Des vacances d’été à la campagne, version coréenne

En Corée du Sud, l’été rime traditionnellement avec déplacements massifs, embouteillages, séjours en bord de mer, pensions familiales bondées et réservations prises d’assaut. Mais à rebours de cette image bien connue, la province autonome spéciale du Jeonbuk, dans le sud-ouest du pays, veut imposer une autre idée de la pause estivale : partir au vert, dormir dans un village rural et faire de la campagne une destination à part entière. Les autorités locales ont annoncé une prise en charge pouvant aller jusqu’à 50 % du coût de l’hébergement dans des villages de tourisme rural expérientiel, à certaines conditions, pour les vacanciers de juillet et août.

La mesure s’inscrit dans un programme baptisé « voyage empathique en milieu rural », mené conjointement par la province et un centre d’appui dédié à la revitalisation des services économiques et sociaux dans les campagnes. Concrètement, les visiteurs qui réservent un hébergement dans l’un des villages concernés peuvent bénéficier d’une réduction allant jusqu’à la moitié du prix, à condition d’arriver entre le lundi et le jeudi pendant la haute saison estivale. L’objectif est double : attirer davantage de voyageurs vers les espaces ruraux et mieux répartir la fréquentation au-delà des seuls week-ends.

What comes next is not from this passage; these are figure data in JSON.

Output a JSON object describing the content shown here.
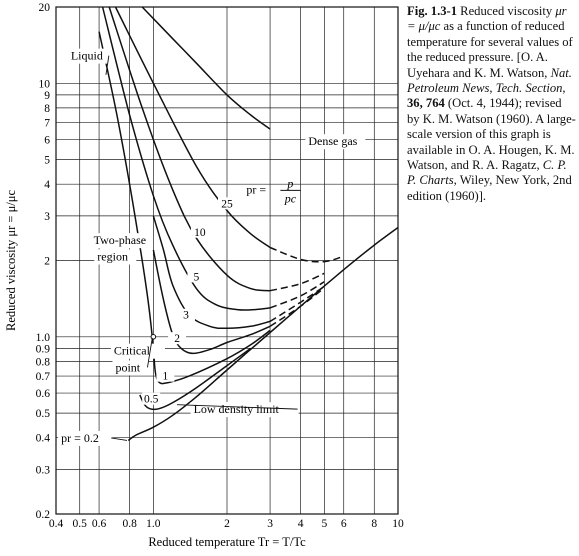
{
  "caption": {
    "fig_label": "Fig. 1.3-1",
    "seg1": " Reduced viscosity ",
    "math1": "μr = μ/μc",
    "seg2": " as a function of reduced temperature for several values of the reduced pressure. [O. A. Uyehara and K. M. Watson, ",
    "journal": "Nat. Petroleum News, Tech. Section",
    "seg3": ", ",
    "volume": "36, 764",
    "seg4": " (Oct. 4, 1944); revised by K. M. Watson (1960). A large-scale version of this graph is available in O. A. Hougen, K. M. Watson, and R. A. Ragatz, ",
    "book": "C. P. P. Charts",
    "seg5": ", Wiley, New York, 2nd edition (1960)]."
  },
  "chart_data": {
    "type": "line",
    "xscale": "log",
    "yscale": "log",
    "xlim": [
      0.4,
      10
    ],
    "ylim": [
      0.2,
      20
    ],
    "xlabel": "Reduced temperature Tr = T/Tc",
    "ylabel": "Reduced viscosity μr = μ/μc",
    "x_ticks": [
      0.4,
      0.5,
      0.6,
      0.8,
      1.0,
      2,
      3,
      4,
      5,
      6,
      8,
      10
    ],
    "x_tick_labels": [
      "0.4",
      "0.5",
      "0.6",
      "0.8",
      "1.0",
      "2",
      "3",
      "4",
      "5",
      "6",
      "8",
      "10"
    ],
    "y_ticks": [
      0.2,
      0.3,
      0.4,
      0.5,
      0.6,
      0.7,
      0.8,
      0.9,
      1.0,
      2,
      3,
      4,
      5,
      6,
      7,
      8,
      9,
      10,
      20
    ],
    "y_tick_labels": [
      "0.2",
      "0.3",
      "0.4",
      "0.5",
      "0.6",
      "0.7",
      "0.8",
      "0.9",
      "1.0",
      "2",
      "3",
      "4",
      "5",
      "6",
      "7",
      "8",
      "9",
      "10",
      "20"
    ],
    "grid": true,
    "series": [
      {
        "name": "0.2",
        "solid": [
          [
            0.79,
            0.39
          ],
          [
            0.85,
            0.41
          ],
          [
            1.0,
            0.44
          ],
          [
            1.2,
            0.49
          ],
          [
            1.5,
            0.58
          ],
          [
            2.0,
            0.74
          ],
          [
            3.0,
            1.04
          ],
          [
            4.0,
            1.32
          ],
          [
            6.0,
            1.84
          ],
          [
            8.0,
            2.3
          ],
          [
            10.0,
            2.7
          ]
        ],
        "dashed": []
      },
      {
        "name": "0.5",
        "solid": [
          [
            0.88,
            0.59
          ],
          [
            0.92,
            0.54
          ],
          [
            0.97,
            0.52
          ],
          [
            1.05,
            0.52
          ],
          [
            1.2,
            0.55
          ],
          [
            1.5,
            0.63
          ],
          [
            2.0,
            0.77
          ],
          [
            2.5,
            0.9
          ]
        ],
        "dashed": []
      },
      {
        "name": "1",
        "solid": [
          [
            0.6,
            16.0
          ],
          [
            0.7,
            8.0
          ],
          [
            0.8,
            4.0
          ],
          [
            0.9,
            2.0
          ],
          [
            0.96,
            1.3
          ],
          [
            1.0,
            0.9
          ],
          [
            1.02,
            0.72
          ],
          [
            1.06,
            0.66
          ],
          [
            1.15,
            0.66
          ],
          [
            1.4,
            0.7
          ],
          [
            2.0,
            0.82
          ],
          [
            2.5,
            0.93
          ],
          [
            3.0,
            1.06
          ]
        ],
        "dashed": []
      },
      {
        "name": "2",
        "solid": [
          [
            1.0,
            2.2
          ],
          [
            1.1,
            1.4
          ],
          [
            1.2,
            1.02
          ],
          [
            1.3,
            0.9
          ],
          [
            1.45,
            0.86
          ],
          [
            1.7,
            0.89
          ],
          [
            2.0,
            0.95
          ],
          [
            2.5,
            1.02
          ],
          [
            3.0,
            1.1
          ]
        ],
        "dashed": [
          [
            3.0,
            1.1
          ],
          [
            4.0,
            1.32
          ],
          [
            5.0,
            1.56
          ]
        ]
      },
      {
        "name": "3",
        "solid": [
          [
            1.0,
            3.0
          ],
          [
            1.1,
            2.2
          ],
          [
            1.2,
            1.6
          ],
          [
            1.4,
            1.22
          ],
          [
            1.7,
            1.1
          ],
          [
            2.0,
            1.08
          ],
          [
            2.5,
            1.1
          ],
          [
            3.0,
            1.15
          ]
        ],
        "dashed": [
          [
            3.0,
            1.15
          ],
          [
            4.0,
            1.37
          ],
          [
            5.0,
            1.58
          ]
        ]
      },
      {
        "name": "5",
        "solid": [
          [
            0.62,
            20.0
          ],
          [
            0.8,
            7.5
          ],
          [
            1.0,
            3.6
          ],
          [
            1.2,
            2.3
          ],
          [
            1.5,
            1.55
          ],
          [
            1.8,
            1.34
          ],
          [
            2.2,
            1.28
          ],
          [
            2.6,
            1.28
          ],
          [
            3.0,
            1.3
          ]
        ],
        "dashed": [
          [
            3.0,
            1.3
          ],
          [
            4.0,
            1.45
          ],
          [
            5.0,
            1.65
          ]
        ]
      },
      {
        "name": "10",
        "solid": [
          [
            0.66,
            20.0
          ],
          [
            0.9,
            8.0
          ],
          [
            1.2,
            3.8
          ],
          [
            1.5,
            2.45
          ],
          [
            2.0,
            1.75
          ],
          [
            2.5,
            1.55
          ],
          [
            3.0,
            1.52
          ]
        ],
        "dashed": [
          [
            3.0,
            1.52
          ],
          [
            4.0,
            1.62
          ],
          [
            5.0,
            1.78
          ]
        ]
      },
      {
        "name": "25",
        "solid": [
          [
            0.7,
            20.0
          ],
          [
            1.0,
            10.0
          ],
          [
            1.5,
            4.7
          ],
          [
            2.0,
            3.15
          ],
          [
            2.5,
            2.55
          ],
          [
            3.0,
            2.25
          ]
        ],
        "dashed": [
          [
            3.0,
            2.25
          ],
          [
            4.0,
            2.02
          ],
          [
            5.0,
            1.98
          ],
          [
            6.0,
            2.08
          ]
        ]
      },
      {
        "name": "liquid-branch",
        "solid": [
          [
            0.9,
            20.0
          ],
          [
            1.2,
            15.0
          ],
          [
            1.5,
            12.0
          ],
          [
            2.0,
            9.0
          ],
          [
            2.5,
            7.5
          ],
          [
            3.0,
            6.6
          ]
        ],
        "dashed": []
      }
    ],
    "critical_point": {
      "x": 1.0,
      "y": 1.0
    },
    "annotations": [
      {
        "id": "liquid",
        "text": "Liquid",
        "at": [
          0.46,
          12.4
        ],
        "arrow_to": [
          0.64,
          10.8
        ]
      },
      {
        "id": "dense-gas",
        "text": "Dense gas",
        "at": [
          4.3,
          5.7
        ]
      },
      {
        "id": "two-phase-1",
        "text": "Two-phase",
        "at": [
          0.57,
          2.32
        ]
      },
      {
        "id": "two-phase-2",
        "text": "region",
        "at": [
          0.59,
          2.0
        ]
      },
      {
        "id": "critical-1",
        "text": "Critical",
        "at": [
          0.69,
          0.85
        ]
      },
      {
        "id": "critical-2",
        "text": "point",
        "at": [
          0.7,
          0.73
        ],
        "arrow_to": [
          0.99,
          0.99
        ]
      },
      {
        "id": "low-density",
        "text": "Low density limit",
        "at": [
          1.46,
          0.5
        ],
        "arrow_to": [
          1.25,
          0.54
        ]
      },
      {
        "id": "pr-02",
        "text": "pr = 0.2",
        "at": [
          0.42,
          0.385
        ],
        "arrow_to": [
          0.78,
          0.39
        ]
      },
      {
        "id": "pr-def",
        "text": "pr =",
        "at": [
          2.4,
          3.68
        ]
      }
    ],
    "pr_formula": {
      "num": "p",
      "den": "pc"
    }
  }
}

Pour un lectorat francophone, cette initiative peut évoquer certains débats très familiers en France, en Belgique, en Suisse ou dans plusieurs pays d’Afrique francophone : comment faire vivre les territoires hors des grandes métropoles ? Comment transformer la campagne en espace d’expérience, et non plus seulement en décor ou en zone de production agricole ? Et comment encourager un tourisme plus diffus, moins concentré sur quelques pôles saturés ? En Corée du Sud, où l’on associe souvent le pays à Séoul, au K-pop, aux séries et aux quartiers ultramodernes, cette politique rappelle qu’une autre Corée existe, plus lente, plus locale, plus enracinée.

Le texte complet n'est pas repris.